Il “brusco” arrivo dell'autunno in Trentino: massime giù di 10 gradi e neve intorno ai 2mila metri. Ecco le previsioni
Da Meteotrentino, Erica Cova spiega a il Dolomiti la situazione per i prossimi giorni: dopo il passaggio di una perturbazione tra venerdì e sabato infatti, sul territorio provinciale la colonnina di mercurio scenderà nettamente in un passaggio “brusco” dall'estate all'autunno

TRENTO. “I quantitativi di pioggia non saranno eccezionali, in media si parla di precipitazioni irregolari tra i 5 e i 20 millimetri, ma il fatto più rilevante è il netto calo delle temperature, che scenderanno di qualche grado sotto la media stagionale”. E parlando di numeri, dice a il Dolomiti l'esperta di Meteotrentino Erica Cova, dopo un sabato in cui le massime dovrebbero aggirarsi addirittura intorno ai 17-18 gradi sul territorio provinciale, con la prossima settimana la colonnina di mercurio dovrebbe rimanere intorno ai 20 gradi, qualche grado al di sotto della media per questo periodo (che a Trento è di circa 25 gradi).
“Sarà un brusco passaggio dall'estate all'autunno – continua Cova – se pensiamo che negli ultimi giorni abbiamo sfiorato a Trento i 30 gradi. Poi non si può escludere con certezza che, magari a fine mese, le temperature possano tornare ad alzarsi, ma quel che è certo è che nei prossimi giorni le massime passeranno dall'essere qualche grado al di sopra della media a stabilizzarsi qualche grado al di sotto”. Le precipitazioni, come detto, saranno molto irregolari (“bisognerà vedere poi se la pioggia cadrà nella serata di venerdì o se verrà anticipata magari al pomeriggio”), ma localmente, a causa di nuclei più intensi, potrebbero anche superare i 20 millimetri.

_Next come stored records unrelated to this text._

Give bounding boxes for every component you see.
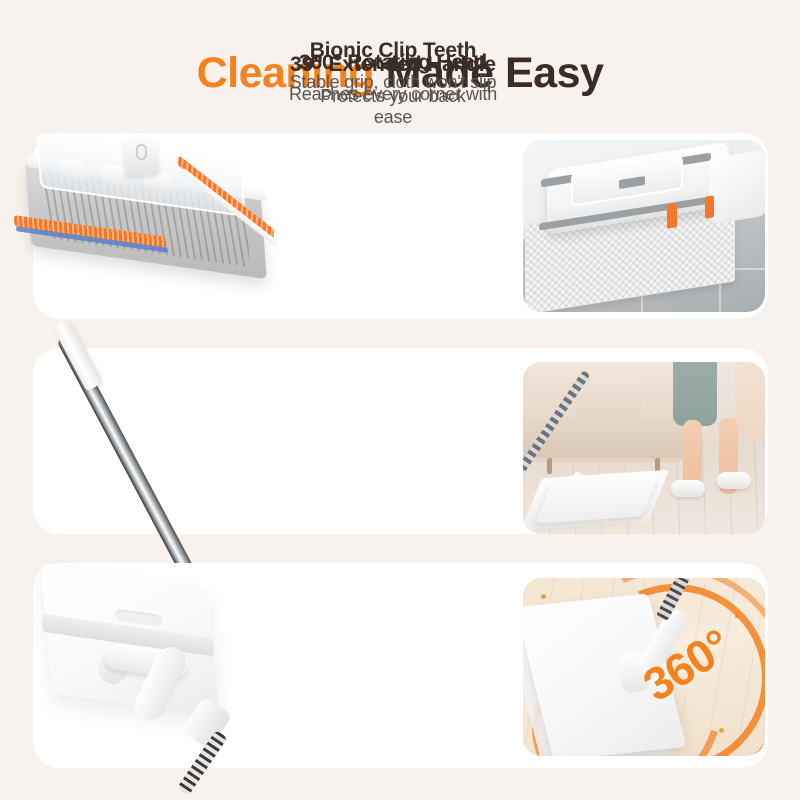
feature-text-rotating-head: 360° Rotating Head Reaches every corner … (282, 50, 504, 129)
mop-head-underside-image (6, 134, 296, 324)
feature-subtitle: Reaches every corner with ease (282, 83, 504, 129)
feature-title: 360° Rotating Head (282, 50, 504, 76)
swivel-joint-mop-head-image (30, 570, 310, 795)
extended-handle-image (34, 330, 304, 580)
product-infographic: { "header": { "title_accent": "Cleaning"… (0, 0, 800, 800)
rotating-head-photo: 360° (523, 578, 765, 756)
cloth-clamp-photo (523, 140, 765, 312)
mopping-living-room-photo (523, 362, 765, 534)
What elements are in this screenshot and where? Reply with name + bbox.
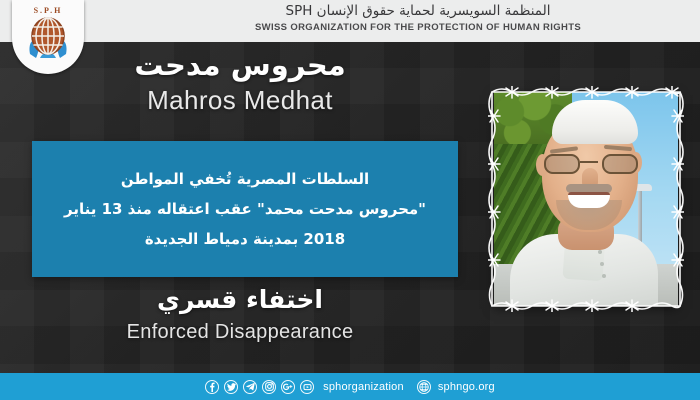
google-plus-icon[interactable] [281,380,295,394]
twitter-icon[interactable] [224,380,238,394]
photo-cap [552,100,638,144]
human-rights-poster: المنظمة السويسرية لحماية حقوق الإنسان SP… [0,0,700,400]
subject-name-english: Mahros Medhat [20,84,460,117]
photo-lens-left [544,154,580,174]
organization-title-arabic: المنظمة السويسرية لحماية حقوق الإنسان SP… [148,2,688,21]
statement-line-3: 2018 بمدينة دمياط الجديدة [64,224,426,254]
subject-name-block: محروس مدحت Mahros Medhat [20,46,460,117]
photo-button [598,250,602,254]
violation-category-english: Enforced Disappearance [20,318,460,347]
globe-icon [417,380,431,394]
telegram-icon[interactable] [243,380,257,394]
organization-title: المنظمة السويسرية لحماية حقوق الإنسان SP… [148,2,688,35]
photo-smile [568,192,610,208]
photo-button [602,274,606,278]
violation-category-arabic: اختفاء قسري [20,282,460,318]
statement-line-2: "محروس مدحت محمد" عقب اعتقاله منذ 13 ينا… [64,194,426,224]
statement-line-1: السلطات المصرية تُخفي المواطن [64,164,426,194]
social-handle[interactable]: sphorganization [323,381,404,393]
subject-photo-image [494,92,678,306]
photo-glasses-bridge [580,161,598,163]
footer-bar: sphorganization sphngo.org [0,373,700,400]
subject-name-arabic: محروس مدحت [20,46,460,84]
youtube-icon[interactable] [300,380,314,394]
instagram-icon[interactable] [262,380,276,394]
header-band: المنظمة السويسرية لحماية حقوق الإنسان SP… [0,0,700,42]
photo-lens-right [602,154,638,174]
photo-button [600,262,604,266]
violation-category: اختفاء قسري Enforced Disappearance [20,282,460,347]
statement-text: السلطات المصرية تُخفي المواطن "محروس مدح… [48,164,442,254]
facebook-icon[interactable] [205,380,219,394]
subject-photo [488,86,684,312]
statement-box: السلطات المصرية تُخفي المواطن "محروس مدح… [32,141,458,277]
organization-title-english: SWISS ORGANIZATION FOR THE PROTECTION OF… [148,21,688,35]
website-url[interactable]: sphngo.org [438,381,495,393]
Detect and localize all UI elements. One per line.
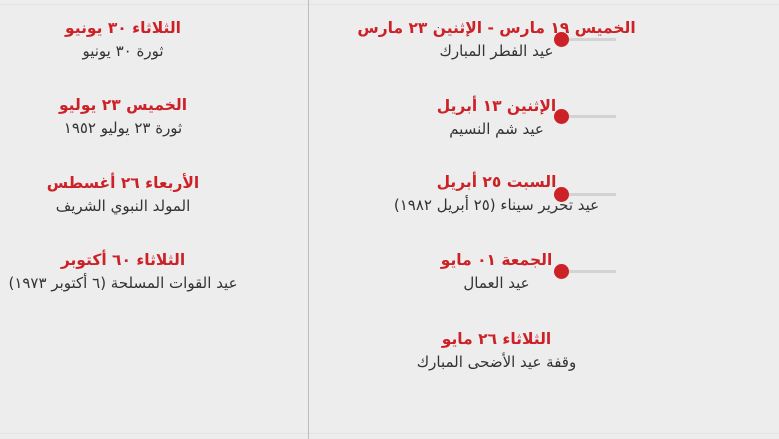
event-text-block: الخميس ١٩ مارس - الإثنين ٢٣ مارسعيد الفط… <box>309 16 684 63</box>
event-name: ثورة ٣٠ يونيو <box>0 40 248 63</box>
event-name: عيد شم النسيم <box>309 118 684 141</box>
event-text-block: الأربعاء ٢٦ أغسطسالمولد النبوي الشريف <box>0 171 248 218</box>
event-date: الثلاثاء ٢٦ مايو <box>309 327 684 351</box>
event-date: الجمعة ٠١ مايو <box>309 248 684 272</box>
event-date: الإثنين ١٣ أبريل <box>309 94 684 118</box>
event-text-block: الثلاثاء ٦٠ أكتوبرعيد القوات المسلحة (٦ … <box>0 248 248 295</box>
event-text-block: السبت ٢٥ أبريلعيد تحرير سيناء (٢٥ أبريل … <box>309 170 684 217</box>
timeline-column-right: الخميس ١٩ مارس - الإثنين ٢٣ مارسعيد الفط… <box>309 0 779 439</box>
event-text-block: الإثنين ١٣ أبريلعيد شم النسيم <box>309 94 684 141</box>
event-name: وقفة عيد الأضحى المبارك <box>309 351 684 374</box>
event-name: عيد العمال <box>309 272 684 295</box>
event-name: المولد النبوي الشريف <box>0 195 248 218</box>
event-date: الثلاثاء ٣٠ يونيو <box>0 16 248 40</box>
event-name: عيد القوات المسلحة (٦ أكتوبر ١٩٧٣) <box>0 272 248 295</box>
event-text-block: الجمعة ٠١ مايوعيد العمال <box>309 248 684 295</box>
event-date: الثلاثاء ٦٠ أكتوبر <box>0 248 248 272</box>
event-date: الخميس ١٩ مارس - الإثنين ٢٣ مارس <box>309 16 684 40</box>
timeline-column-left: الثلاثاء ٣٠ يونيوثورة ٣٠ يونيوالخميس ٢٣ … <box>0 0 308 439</box>
event-name: ثورة ٢٣ يوليو ١٩٥٢ <box>0 117 248 140</box>
event-text-block: الثلاثاء ٣٠ يونيوثورة ٣٠ يونيو <box>0 16 248 63</box>
event-date: السبت ٢٥ أبريل <box>309 170 684 194</box>
holidays-timeline: الثلاثاء ٣٠ يونيوثورة ٣٠ يونيوالخميس ٢٣ … <box>0 0 779 439</box>
event-text-block: الثلاثاء ٢٦ مايووقفة عيد الأضحى المبارك <box>309 327 684 374</box>
event-name: عيد الفطر المبارك <box>309 40 684 63</box>
event-date: الخميس ٢٣ يوليو <box>0 93 248 117</box>
event-date: الأربعاء ٢٦ أغسطس <box>0 171 248 195</box>
event-text-block: الخميس ٢٣ يوليوثورة ٢٣ يوليو ١٩٥٢ <box>0 93 248 140</box>
event-name: عيد تحرير سيناء (٢٥ أبريل ١٩٨٢) <box>309 194 684 217</box>
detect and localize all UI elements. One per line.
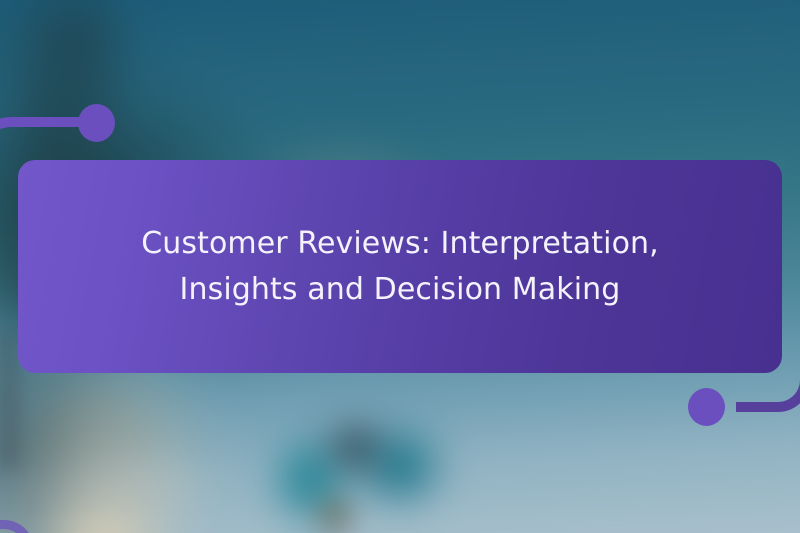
dot-bottom-right-decoration bbox=[688, 388, 725, 426]
hero-banner: Customer Reviews: Interpretation, Insigh… bbox=[0, 0, 800, 533]
dot-top-left-decoration bbox=[78, 104, 115, 142]
page-title: Customer Reviews: Interpretation, Insigh… bbox=[85, 221, 715, 312]
curve-top-left-decoration bbox=[0, 117, 86, 163]
curve-bottom-right-decoration bbox=[736, 380, 800, 412]
title-card: Customer Reviews: Interpretation, Insigh… bbox=[18, 160, 782, 373]
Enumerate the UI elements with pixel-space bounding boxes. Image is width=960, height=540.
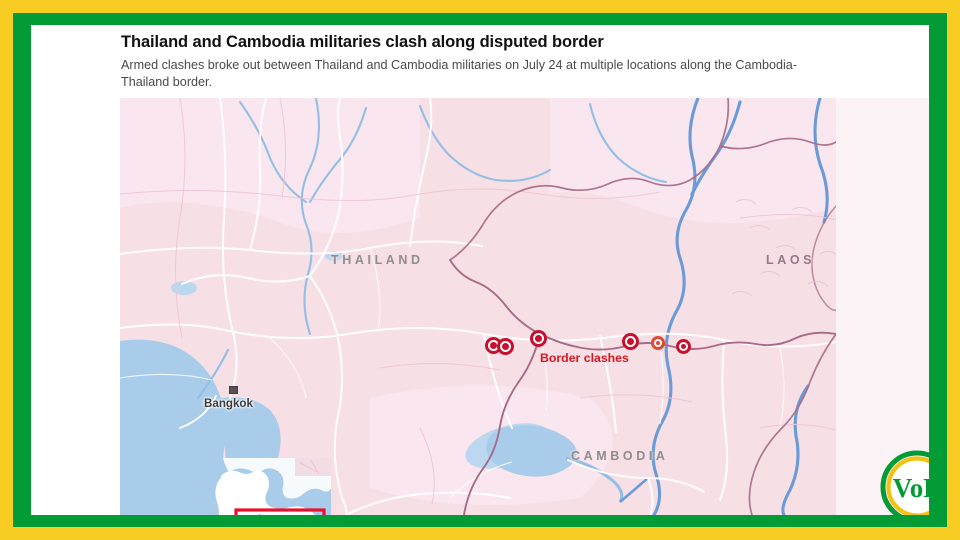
header: Thailand and Cambodia militaries clash a…: [31, 25, 929, 98]
country-label-laos: LAOS: [766, 253, 815, 267]
clash-marker[interactable]: [676, 339, 691, 354]
inset-locator-map: [199, 458, 331, 515]
map-geometry: [120, 98, 836, 515]
clash-marker[interactable]: [651, 336, 665, 350]
country-label-cambodia: CAMBODIA: [571, 449, 669, 463]
infographic-card: Thailand and Cambodia militaries clash a…: [31, 25, 929, 515]
clash-annotation-label: Border clashes: [540, 351, 629, 365]
city-label-bangkok: Bangkok: [204, 397, 253, 410]
clash-marker[interactable]: [622, 333, 639, 350]
voe-logo-text: VoE: [893, 473, 929, 503]
page-title: Thailand and Cambodia militaries clash a…: [121, 33, 901, 52]
voe-logo-icon: VoE: [880, 450, 929, 515]
map-image[interactable]: [120, 98, 836, 515]
voe-logo[interactable]: VoE: [880, 450, 929, 515]
map-left-padding: [31, 98, 120, 515]
clash-marker[interactable]: [530, 330, 547, 347]
city-marker-bangkok: [229, 386, 238, 394]
map-container[interactable]: THAILAND LAOS CAMBODIA Bangkok Phnom Pen…: [31, 98, 929, 515]
page-subtitle: Armed clashes broke out between Thailand…: [121, 57, 821, 91]
country-label-thailand: THAILAND: [331, 253, 424, 267]
clash-marker[interactable]: [497, 338, 514, 355]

“Con il brusco calo delle temperature però – precisa poi l'esperta di Meteotrentino – assisteremo probabilmente anche a nevicate sul territorio. Come abbiamo visto le precipitazioni non saranno particolarmente abbondanti ma i fiocchi potrebbero arrivare a scendere intorno a quota 2mila metri”. A livello numerico infatti, lo zero termico, che negli ultimi giorni era rimasto intorno a quota 4mila metri, scenderà progressivamente nei prossimi giorni fino a 3.600 metri nella giornata di venerdì, per poi crollare a circa 2.300 metri nella giornata di sabato.